[escarabajos que visten linterna y bombín



Me encontré en un desencuentro de lo más inapropiado. No recuerdo su nombre y no sé cual era su apellido. Lo segundo no se me ocurrió preguntarlo. Ni siquiera me dio por pensar que la chica estrábica formaba parte de una progenie, que podía tener un padre o una madre. Solo recuerdo que su pelo estaba lleno de luciérnagas. Intenté cazarlas una a una, pero se hizo de día y les perdí la pista. Pensé que la siguiente noche podría atraparlas a todas batiendo sobre ellas una red transparente y que, adormecidas, antes de la llegada del Sol serían todas para mi. Las metería en un bote de cristal y las guardaría para contarles cuentos por las noches. ¿De qué se alimentan las luciérnagas?, pensé.
Luciérnaga en latín se dice Lampyridae. Comen babosas y caracoles. Durante el cortejo, las hembras emiten una luz más intensa y fuerte para llamar la atención de los machos que revolotean sobre los cuerpos rechonchos de ellas, que los esperan panza arriba. Casi todas están ciegas como resultado de su bioluminiscencia. Me imaginé de nuevo a la chica de mirada turbia peinando una cabeza llena de babas y con cientos insectos luminosos haciendo señales a un dios imaginario cuya mirada vidriosa les devolvía únicamente su propio reflejo. Un dios que nada tenía para darles. Me sentí gigante, demasiado grande para un universo tan pequeño. Me sentía hueco por dentro y totalmente vacío, como descargado: está claro que yo no puedo emitir luz desde mi abdomen por lo que en cuestión de energía yo era mucho más insignificante que ellas. Más débil que una coleóptera. La magia se apagó y no me importó que el pelo de la chica se llevara a mis luciérnagas a otra almohada. Yo sólo quería quedarme a oscuras.


Tardé mucho en volver a asomarme a la puerta de mi caja. En aquellos días llenos de soledad, me alimenté de medios versos robados y tuve algunas visitas inapropiadas. Por ejemplo, las musas vinieron a buscarme. Yo tenía algo para ellas y ellas decían tener algo para mi. Un recado. Me negué a escuchar su mensaje. Tenía miedo de que el remitente fuera yo, mi yo auténtico atrapado en otra dimensión. Pero sobre todo, me aterraba que mi ilusión pasada hubiera traspasado los límites del tiempo para saciarse conmigo. Luché contra ellas. Les dije , “esta vez no quiero veros”. Para vencerlas, pensé en ti y en ese gran puzzle que eres para mí, ese al que sabes que le voy añadiendo fichas con todo lo bueno que encuentro en el camino. Así que a partir de ahora te imaginaré con un ejército de escarabajos con linternas, gafas de sol y bombín habitando tu pelo y tu espalda, haciendo señales coreográficas al dios pobre que ni les escucha ni les entiende pero que les regala oscuridad para que su estela siga siendo siempre brillante.

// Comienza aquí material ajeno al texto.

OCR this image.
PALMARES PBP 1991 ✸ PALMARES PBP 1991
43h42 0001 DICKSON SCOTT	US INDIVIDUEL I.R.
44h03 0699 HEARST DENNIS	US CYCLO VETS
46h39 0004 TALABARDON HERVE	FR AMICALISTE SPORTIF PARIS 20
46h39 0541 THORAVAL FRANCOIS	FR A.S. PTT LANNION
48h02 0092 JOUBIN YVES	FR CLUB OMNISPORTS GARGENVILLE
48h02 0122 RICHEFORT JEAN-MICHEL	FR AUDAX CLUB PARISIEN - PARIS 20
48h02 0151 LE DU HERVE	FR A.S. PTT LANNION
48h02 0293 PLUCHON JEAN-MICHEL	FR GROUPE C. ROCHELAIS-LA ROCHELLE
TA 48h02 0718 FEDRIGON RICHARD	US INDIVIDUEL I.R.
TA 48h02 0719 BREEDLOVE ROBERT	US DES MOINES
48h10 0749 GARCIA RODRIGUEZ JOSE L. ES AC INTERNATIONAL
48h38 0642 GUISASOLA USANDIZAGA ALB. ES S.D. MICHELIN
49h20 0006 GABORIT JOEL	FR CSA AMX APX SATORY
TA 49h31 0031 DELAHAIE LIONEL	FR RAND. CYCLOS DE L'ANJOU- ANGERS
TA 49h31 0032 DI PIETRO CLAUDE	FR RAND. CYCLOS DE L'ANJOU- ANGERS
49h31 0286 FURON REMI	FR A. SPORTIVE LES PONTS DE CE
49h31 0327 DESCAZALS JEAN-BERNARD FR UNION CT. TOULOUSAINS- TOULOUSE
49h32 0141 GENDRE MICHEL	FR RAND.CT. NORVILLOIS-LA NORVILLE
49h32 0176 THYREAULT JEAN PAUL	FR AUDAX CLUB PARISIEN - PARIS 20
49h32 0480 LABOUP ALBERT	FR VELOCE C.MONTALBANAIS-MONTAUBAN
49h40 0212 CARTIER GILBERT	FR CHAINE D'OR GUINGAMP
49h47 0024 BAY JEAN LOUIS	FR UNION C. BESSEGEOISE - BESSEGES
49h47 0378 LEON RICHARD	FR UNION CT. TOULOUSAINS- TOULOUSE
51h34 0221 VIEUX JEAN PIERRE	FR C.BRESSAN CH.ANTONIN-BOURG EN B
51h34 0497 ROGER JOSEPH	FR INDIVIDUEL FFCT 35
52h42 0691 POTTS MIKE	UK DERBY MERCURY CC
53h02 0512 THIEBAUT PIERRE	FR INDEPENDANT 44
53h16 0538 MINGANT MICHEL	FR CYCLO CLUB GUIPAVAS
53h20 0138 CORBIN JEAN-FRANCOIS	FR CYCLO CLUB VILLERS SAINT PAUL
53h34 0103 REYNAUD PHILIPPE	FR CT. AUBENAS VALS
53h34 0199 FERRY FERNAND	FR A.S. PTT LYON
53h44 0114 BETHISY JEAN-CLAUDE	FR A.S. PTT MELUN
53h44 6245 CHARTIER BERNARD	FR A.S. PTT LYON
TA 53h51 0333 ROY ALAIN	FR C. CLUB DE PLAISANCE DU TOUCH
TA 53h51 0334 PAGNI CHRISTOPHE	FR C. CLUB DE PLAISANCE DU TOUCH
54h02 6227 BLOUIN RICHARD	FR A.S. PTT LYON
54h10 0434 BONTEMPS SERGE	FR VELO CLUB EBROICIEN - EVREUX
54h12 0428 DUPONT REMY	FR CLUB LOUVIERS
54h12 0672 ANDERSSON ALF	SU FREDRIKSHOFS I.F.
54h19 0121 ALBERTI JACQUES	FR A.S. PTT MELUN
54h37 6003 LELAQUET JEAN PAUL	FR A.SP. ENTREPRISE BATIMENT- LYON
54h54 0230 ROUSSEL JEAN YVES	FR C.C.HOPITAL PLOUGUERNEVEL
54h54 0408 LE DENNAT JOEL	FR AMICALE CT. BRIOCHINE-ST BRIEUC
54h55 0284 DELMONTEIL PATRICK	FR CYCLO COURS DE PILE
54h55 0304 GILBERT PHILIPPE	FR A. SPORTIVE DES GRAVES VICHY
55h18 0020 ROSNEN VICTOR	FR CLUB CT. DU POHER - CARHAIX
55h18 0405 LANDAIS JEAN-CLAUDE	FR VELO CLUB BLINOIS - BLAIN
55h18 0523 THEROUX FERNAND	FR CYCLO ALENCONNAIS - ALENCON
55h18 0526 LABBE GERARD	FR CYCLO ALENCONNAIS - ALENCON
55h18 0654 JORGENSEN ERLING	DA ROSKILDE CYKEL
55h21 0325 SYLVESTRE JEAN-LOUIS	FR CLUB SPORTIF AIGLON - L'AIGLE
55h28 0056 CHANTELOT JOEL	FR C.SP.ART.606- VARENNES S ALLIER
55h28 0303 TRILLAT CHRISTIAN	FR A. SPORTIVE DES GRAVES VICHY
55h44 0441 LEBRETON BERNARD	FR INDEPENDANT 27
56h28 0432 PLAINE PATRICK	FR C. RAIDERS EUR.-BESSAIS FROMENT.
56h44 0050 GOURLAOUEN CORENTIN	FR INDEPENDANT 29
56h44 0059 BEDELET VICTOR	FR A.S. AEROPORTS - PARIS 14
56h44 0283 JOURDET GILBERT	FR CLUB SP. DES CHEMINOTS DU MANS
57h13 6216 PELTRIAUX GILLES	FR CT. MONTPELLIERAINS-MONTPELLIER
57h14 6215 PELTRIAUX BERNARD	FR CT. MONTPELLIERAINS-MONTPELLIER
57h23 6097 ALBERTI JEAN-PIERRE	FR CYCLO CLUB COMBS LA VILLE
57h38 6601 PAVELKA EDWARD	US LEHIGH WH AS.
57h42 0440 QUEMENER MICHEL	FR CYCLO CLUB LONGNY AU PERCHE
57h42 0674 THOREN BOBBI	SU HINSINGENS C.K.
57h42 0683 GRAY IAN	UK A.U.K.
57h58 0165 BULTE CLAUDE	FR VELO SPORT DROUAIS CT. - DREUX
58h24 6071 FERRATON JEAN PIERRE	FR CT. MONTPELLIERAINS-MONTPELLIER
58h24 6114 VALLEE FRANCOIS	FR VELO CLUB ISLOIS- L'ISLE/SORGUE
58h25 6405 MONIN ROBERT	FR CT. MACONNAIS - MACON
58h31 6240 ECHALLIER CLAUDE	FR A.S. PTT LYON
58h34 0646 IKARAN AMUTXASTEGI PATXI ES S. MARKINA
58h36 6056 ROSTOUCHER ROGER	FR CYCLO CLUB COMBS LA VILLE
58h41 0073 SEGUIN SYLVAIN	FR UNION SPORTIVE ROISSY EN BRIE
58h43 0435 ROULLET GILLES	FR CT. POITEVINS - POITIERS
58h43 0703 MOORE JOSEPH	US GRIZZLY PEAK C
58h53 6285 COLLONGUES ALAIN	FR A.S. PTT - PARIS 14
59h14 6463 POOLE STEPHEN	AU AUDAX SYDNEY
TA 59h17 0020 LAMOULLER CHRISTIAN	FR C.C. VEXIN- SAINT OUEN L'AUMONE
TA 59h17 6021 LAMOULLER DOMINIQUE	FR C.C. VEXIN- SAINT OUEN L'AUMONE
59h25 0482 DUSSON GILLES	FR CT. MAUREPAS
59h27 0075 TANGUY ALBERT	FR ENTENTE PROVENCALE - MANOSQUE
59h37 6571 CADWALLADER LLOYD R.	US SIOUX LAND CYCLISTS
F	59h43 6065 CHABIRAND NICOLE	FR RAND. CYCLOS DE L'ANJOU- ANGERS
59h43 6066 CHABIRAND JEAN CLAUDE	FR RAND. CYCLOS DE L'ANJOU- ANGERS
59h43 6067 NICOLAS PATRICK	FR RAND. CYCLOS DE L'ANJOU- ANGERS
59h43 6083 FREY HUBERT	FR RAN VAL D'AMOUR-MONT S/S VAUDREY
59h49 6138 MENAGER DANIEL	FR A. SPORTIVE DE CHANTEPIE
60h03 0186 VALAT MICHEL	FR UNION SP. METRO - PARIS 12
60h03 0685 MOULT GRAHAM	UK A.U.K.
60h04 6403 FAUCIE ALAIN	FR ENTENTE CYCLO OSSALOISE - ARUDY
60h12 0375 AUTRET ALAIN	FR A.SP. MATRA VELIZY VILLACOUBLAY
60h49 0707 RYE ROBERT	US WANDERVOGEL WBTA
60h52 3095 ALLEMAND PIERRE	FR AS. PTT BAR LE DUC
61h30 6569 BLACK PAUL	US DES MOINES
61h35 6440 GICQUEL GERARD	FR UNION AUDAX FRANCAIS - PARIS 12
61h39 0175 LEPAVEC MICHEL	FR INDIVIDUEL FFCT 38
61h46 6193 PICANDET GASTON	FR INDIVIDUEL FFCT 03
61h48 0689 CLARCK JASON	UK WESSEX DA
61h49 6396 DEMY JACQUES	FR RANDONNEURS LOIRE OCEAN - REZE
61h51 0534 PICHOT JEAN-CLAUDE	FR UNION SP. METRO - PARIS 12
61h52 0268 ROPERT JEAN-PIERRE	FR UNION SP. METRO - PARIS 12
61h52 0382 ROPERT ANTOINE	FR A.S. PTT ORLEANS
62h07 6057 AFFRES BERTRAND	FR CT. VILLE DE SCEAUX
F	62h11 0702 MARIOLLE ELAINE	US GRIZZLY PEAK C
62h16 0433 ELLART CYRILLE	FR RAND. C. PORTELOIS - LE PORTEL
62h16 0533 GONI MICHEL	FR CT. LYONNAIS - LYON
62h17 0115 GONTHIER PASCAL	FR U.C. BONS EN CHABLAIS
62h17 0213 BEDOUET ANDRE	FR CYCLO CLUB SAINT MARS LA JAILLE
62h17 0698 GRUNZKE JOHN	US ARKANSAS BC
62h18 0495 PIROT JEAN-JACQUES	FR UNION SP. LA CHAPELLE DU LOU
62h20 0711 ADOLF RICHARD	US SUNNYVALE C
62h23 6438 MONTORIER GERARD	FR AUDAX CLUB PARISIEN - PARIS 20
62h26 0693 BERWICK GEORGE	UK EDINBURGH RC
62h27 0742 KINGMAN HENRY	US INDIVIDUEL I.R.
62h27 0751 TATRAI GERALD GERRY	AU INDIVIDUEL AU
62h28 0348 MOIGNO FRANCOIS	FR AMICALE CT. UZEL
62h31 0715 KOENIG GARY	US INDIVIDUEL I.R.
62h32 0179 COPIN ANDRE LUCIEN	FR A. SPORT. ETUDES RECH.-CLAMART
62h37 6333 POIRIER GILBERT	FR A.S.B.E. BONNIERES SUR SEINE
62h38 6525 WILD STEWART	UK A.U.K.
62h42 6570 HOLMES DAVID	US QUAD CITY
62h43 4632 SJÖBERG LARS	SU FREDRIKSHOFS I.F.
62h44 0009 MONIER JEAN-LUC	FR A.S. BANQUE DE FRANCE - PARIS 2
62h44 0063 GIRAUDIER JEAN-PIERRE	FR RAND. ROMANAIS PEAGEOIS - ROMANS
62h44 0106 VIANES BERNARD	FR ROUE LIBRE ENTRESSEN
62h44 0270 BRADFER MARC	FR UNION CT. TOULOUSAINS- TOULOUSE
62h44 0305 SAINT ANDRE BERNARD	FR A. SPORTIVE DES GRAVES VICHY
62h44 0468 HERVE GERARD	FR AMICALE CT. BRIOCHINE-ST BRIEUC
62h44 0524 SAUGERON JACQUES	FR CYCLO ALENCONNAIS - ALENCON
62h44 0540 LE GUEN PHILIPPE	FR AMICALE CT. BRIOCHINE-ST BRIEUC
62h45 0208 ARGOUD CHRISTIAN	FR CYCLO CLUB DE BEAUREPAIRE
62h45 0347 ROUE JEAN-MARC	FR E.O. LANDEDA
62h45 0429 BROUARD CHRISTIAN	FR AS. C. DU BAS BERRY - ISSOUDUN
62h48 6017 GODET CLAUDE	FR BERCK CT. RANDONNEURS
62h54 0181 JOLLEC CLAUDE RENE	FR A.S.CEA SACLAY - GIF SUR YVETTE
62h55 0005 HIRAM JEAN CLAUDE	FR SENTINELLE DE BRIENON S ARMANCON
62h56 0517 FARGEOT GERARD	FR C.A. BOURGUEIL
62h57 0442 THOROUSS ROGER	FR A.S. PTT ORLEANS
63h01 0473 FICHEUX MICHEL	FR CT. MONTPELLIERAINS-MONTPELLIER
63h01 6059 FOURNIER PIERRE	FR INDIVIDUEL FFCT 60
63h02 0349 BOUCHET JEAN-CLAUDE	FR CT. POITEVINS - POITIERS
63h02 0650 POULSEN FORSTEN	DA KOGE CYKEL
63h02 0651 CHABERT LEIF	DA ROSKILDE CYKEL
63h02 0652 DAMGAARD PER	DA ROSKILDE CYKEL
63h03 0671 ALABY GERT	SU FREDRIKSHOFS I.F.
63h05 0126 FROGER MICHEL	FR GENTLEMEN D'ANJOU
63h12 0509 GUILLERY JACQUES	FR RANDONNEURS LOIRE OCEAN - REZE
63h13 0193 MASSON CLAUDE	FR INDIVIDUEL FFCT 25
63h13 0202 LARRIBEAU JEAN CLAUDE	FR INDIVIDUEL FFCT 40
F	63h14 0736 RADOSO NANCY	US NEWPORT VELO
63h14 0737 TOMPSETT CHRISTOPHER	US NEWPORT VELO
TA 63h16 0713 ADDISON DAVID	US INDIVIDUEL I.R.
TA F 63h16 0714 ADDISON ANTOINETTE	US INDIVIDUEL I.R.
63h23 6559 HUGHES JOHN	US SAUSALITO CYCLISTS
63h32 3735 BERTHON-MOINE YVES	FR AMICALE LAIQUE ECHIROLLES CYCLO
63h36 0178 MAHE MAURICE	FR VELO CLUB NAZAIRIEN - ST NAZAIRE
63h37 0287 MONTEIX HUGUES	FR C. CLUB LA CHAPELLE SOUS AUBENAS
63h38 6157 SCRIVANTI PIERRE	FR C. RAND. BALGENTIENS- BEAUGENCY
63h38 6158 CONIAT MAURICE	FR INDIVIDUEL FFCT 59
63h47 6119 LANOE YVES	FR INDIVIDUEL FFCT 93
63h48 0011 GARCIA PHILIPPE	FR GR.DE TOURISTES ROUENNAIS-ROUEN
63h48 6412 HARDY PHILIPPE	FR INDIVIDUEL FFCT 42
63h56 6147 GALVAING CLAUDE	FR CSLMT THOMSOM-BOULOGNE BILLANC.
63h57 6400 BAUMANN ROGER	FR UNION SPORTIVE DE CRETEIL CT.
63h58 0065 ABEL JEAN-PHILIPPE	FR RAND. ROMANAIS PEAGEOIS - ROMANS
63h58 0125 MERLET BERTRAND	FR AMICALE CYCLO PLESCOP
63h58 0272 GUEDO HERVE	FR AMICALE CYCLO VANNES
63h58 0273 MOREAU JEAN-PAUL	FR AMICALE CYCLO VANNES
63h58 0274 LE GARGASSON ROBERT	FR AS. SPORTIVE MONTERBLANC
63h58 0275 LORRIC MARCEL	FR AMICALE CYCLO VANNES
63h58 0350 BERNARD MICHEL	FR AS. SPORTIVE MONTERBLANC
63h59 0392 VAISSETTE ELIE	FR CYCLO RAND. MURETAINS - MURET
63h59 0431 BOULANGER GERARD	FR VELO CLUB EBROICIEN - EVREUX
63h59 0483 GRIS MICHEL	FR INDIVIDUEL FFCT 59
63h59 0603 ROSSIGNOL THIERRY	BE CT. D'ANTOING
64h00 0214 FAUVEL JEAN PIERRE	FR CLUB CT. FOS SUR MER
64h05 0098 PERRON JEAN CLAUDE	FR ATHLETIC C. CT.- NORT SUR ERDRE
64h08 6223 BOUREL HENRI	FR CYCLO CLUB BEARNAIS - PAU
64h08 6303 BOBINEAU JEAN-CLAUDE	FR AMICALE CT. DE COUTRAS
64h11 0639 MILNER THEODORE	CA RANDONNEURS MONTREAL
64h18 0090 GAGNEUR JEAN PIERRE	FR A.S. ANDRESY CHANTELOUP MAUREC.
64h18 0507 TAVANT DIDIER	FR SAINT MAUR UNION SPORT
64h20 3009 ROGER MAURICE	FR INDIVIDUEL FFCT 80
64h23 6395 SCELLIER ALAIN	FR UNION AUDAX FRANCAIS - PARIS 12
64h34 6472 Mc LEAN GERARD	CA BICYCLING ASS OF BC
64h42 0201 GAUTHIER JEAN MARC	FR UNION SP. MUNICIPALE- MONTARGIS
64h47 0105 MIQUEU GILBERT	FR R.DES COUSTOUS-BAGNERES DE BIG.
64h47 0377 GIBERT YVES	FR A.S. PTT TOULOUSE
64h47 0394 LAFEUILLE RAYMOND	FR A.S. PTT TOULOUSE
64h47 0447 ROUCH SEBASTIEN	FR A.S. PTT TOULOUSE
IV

Por mucho que lo intente, nunca seremos las mismas luciérnagas que fuimos aquella noche. Te pedí que te taparas conmigo y que iluminaras con tu cuerpo mis pies. Me dijiste que qué era eso, y yo, que nunca me había tenido por cobarde, tuve miedo de la noche y de los sueños. Así que cogí una linterna y te dije lo que esperaba de ti. Encendí el artilugio bajo mi barbilla y el contorno de mi cara se tornó fuego. Nuestras caras se llenaron de sombras. Te asustaste y tus pies, por primera vez, se quedaron quietos. Llevabas calcetines amarillos y así, tan menudos y pequeños, ambos parecían dos estrellas reflejadas en aguas tranquilas. Alumbré a tus estrellas y alumbré mi mano. Iluminé lo último de tu melena, eso que se balancea con el viento, y pude ver pequeños retazos de luz abriéndose paso en tu nuca. Nos abrazamos. Nos abrazamos mucho. Nos abrazamos tanto que casi nos orugamos por completo perdiendo la forma humana. Por la mañana, caracoles despiertos a nuestro encuentro, presas fáciles de nuestra felicidad insectívora y racial inúsita hasta aquel momento. Ahora lo entiendo todo: teníamos luciérnagas en los ojos y devorábamos todo lo que teníamos delante, incluida la vida.